In context: The US Securities and Exchange Commission was created after the Wall Street crash of 1929, with the primary purpose of enforcing the rule of law to avoid market manipulation. In an increasingly digital world, however, the biggest threat to markets and shareholders are cybersecurity incidents.

Striving to protect the financial market in a world ruled by ransomware threats and invisible botnets, the SEC has learned a lesson or two from the EU's GDPR by choosing to make life harder for publicly listed companies. The US federal agency has a new set of rules for cybersecurity risk management and incident disclosure, which require listed companies to react to security threats in a timely and (hopefully) organized manner.

According to the new rules, both public US companies and foreign private issuers will soon be required to disclose "material cybersecurity incidents" they have experienced. Furthermore, companies will have to provide "material information" about their cybersecurity risk management, strategy, and governance on an annual basis.

Disclosure times are rather strict, as the SEC says impacted companies will have to provide an 8-K form in "four business days" after the security incident has been discovered. The disclosure may be delayed, however, if the US Attorney General determines that it would pose a "substantial risk" to national security or public safety. Smaller companies will also have an additional 180 days before they are forced to provide Form 8K disclosures.

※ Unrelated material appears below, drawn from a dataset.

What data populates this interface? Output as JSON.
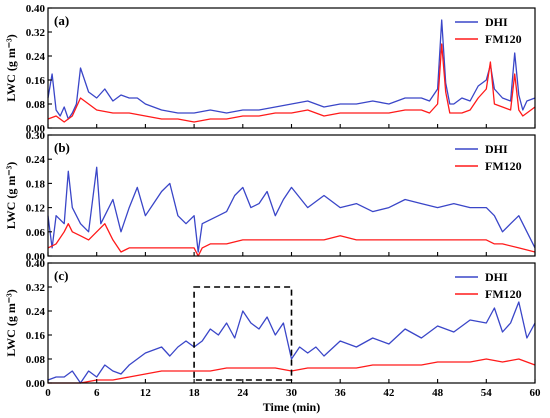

The new form for cybersecurity incident disclosure will need to include information about the date of discovery and the status of the incident, a "concise" description of the incident's nature and extent, any data that may have been compromised, altered or accessed by unauthorized parties, the incident impact on the company's operations, information about remediation efforts by the affected company.

The new rules should become effective on December 18, 2023, with the first disclosures expected to be released 90 days later. According to SEC Chair Gary Gensler, the rules will benefit investors, companies, and "the markets connecting them." "Whether a company loses a factory in a fire - or millions of files in a cybersecurity incident," Gensler said, it may be "material to investors" and they need to know that.

Many public companies have already adopted their own rules on incident disclosure for investors, Gensler remarked, yet the market could very much benefit from the fact that disclosures are made in a more consistent, comparable, and "decision-useful way." Listed companies will not be required to disclose technical details of their incident response plans about vulnerabilities that could influence their response or remediation efforts.